Kami sempat melewati
sebuah gereja dan tampaknya ada pernikahan atau pesta apa, karena di depannya
banyak orang berpakaian resmi (jas) dan para wanitanya dandan lengkap. Namun yang mengherankan sampai saya pulang
orang-orang masih banyak yang berdiri di depan pintu gereja itu. Apakah ada beberapa pernikahan (ingat saya
disebut pemberkatan) yang bergantian atau ada kebaktian atau acara lain, jujur
saya tidak tahu. Yang menarik, saat kami
makan siang di restoran kecil depan gereja itu, banyak orang yang tadinya
berdiri di depan pintu gereja dengan pakaian lengkap, kemudian juga makan di
tempat kami makan.
Sampai di pasar, saya
menjumpai sesuatu yang menarik. Stan
untuk jualan hanya berupa stan darurat dengan atap kain persis stan kaki lima
di Surabaya. Antara stan satu dengan lainnya
juga tidak ada pembatas yang jelas. Jadi
batasnya ya, hanya berupa lorong kecil sekitar 1 meteran. Yang dijual sangat beragam. Sayur mayor, buah-buahan, makanan atau
camilan khas Spanyol, baju, sepatu, dan sejeneisnya. Mirip pasar Pucang di Surabaya.
Yang sangat menarik,
penjualkan beteriak-teriak menawarkan dangannya. Oleh karena itu suasana pasar jadi riuh. Apalagi juga terjadi tawar menawar antara
pembeli dan penjual. Ketika isteri saya membeli buah zaitun yang diasinkan dan
asinan dari timun khas Spanyol ditawari untuk ngicipi. Kami juga menemui
penjual asparagus yang menjajakan dagangannya dalam gerobak di tengah jalan
sambil teriak-terak menawarkan. Mirip pasar Kliwon di Ponorogo.

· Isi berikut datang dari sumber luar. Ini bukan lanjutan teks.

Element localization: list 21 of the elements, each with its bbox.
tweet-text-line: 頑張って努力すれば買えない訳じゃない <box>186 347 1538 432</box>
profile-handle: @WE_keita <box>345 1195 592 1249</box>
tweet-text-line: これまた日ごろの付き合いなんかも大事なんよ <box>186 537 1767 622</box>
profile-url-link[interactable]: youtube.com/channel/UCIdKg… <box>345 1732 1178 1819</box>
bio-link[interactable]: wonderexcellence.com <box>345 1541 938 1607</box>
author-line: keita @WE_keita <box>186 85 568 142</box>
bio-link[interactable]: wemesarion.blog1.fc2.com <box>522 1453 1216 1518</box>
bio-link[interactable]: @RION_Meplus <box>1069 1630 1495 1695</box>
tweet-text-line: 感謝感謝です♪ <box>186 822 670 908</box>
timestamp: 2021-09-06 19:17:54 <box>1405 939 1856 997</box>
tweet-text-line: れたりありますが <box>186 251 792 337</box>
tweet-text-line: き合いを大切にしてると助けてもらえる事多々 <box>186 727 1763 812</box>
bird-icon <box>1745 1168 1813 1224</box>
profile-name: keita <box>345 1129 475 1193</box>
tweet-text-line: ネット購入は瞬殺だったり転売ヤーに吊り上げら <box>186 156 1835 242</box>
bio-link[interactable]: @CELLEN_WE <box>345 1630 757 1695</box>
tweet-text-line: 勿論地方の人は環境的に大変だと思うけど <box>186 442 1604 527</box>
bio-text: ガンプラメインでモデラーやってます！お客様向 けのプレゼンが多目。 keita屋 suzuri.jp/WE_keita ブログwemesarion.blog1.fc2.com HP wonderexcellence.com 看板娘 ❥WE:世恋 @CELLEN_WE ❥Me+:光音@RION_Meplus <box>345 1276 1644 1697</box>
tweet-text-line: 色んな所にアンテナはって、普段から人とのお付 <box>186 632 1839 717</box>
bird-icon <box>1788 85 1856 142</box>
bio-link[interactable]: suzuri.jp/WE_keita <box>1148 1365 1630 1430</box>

Apakah pasar itu ada setiap
hari? Ternyata tidak, dan hanya ada pada
hari Minggu. Pada hari lain tempat itu
menjadi lapangan terbuka dan seringkali untuk parkir mobil. Lantas para penjual itu di hari lain kerja
apa? Tidak ada informasi yang jelas, ada
yang mengatakan memang seperti tradisinya, sehingga di hari lain penjual
mengerjakan pekerjaan lain. Namun
jawaban ini sudah dinalar, lha kalau sayuran atau buah-buahan tidak habis dan
harus menunggu satu minggu lain pastilah akan rusak. Ada informasi ada pasar di tempat lain pada
hari-hari lain. Mirip seperti di
Jakarta, ada pasar Minggu, pasar Senin dan seterusnya yang konon di masa lalu
hanya pada hari-hari itu pasarnya buka.
Mirip di Ponorogo, kampung saya, ada pasar Kliwon di dekat rumah yang
hanya ramai di hari Kliwon, ada pasa Legi di pusat kota yang hanya ramai di
hari Legi. Hari-hari itu disebut “dino
pasaran” atau hari waktu pasar ramai.
Apa memang tradisi pasar di Cordoba sama dengan di Indonesia? Jujur saya tidak mendapatkan informasi.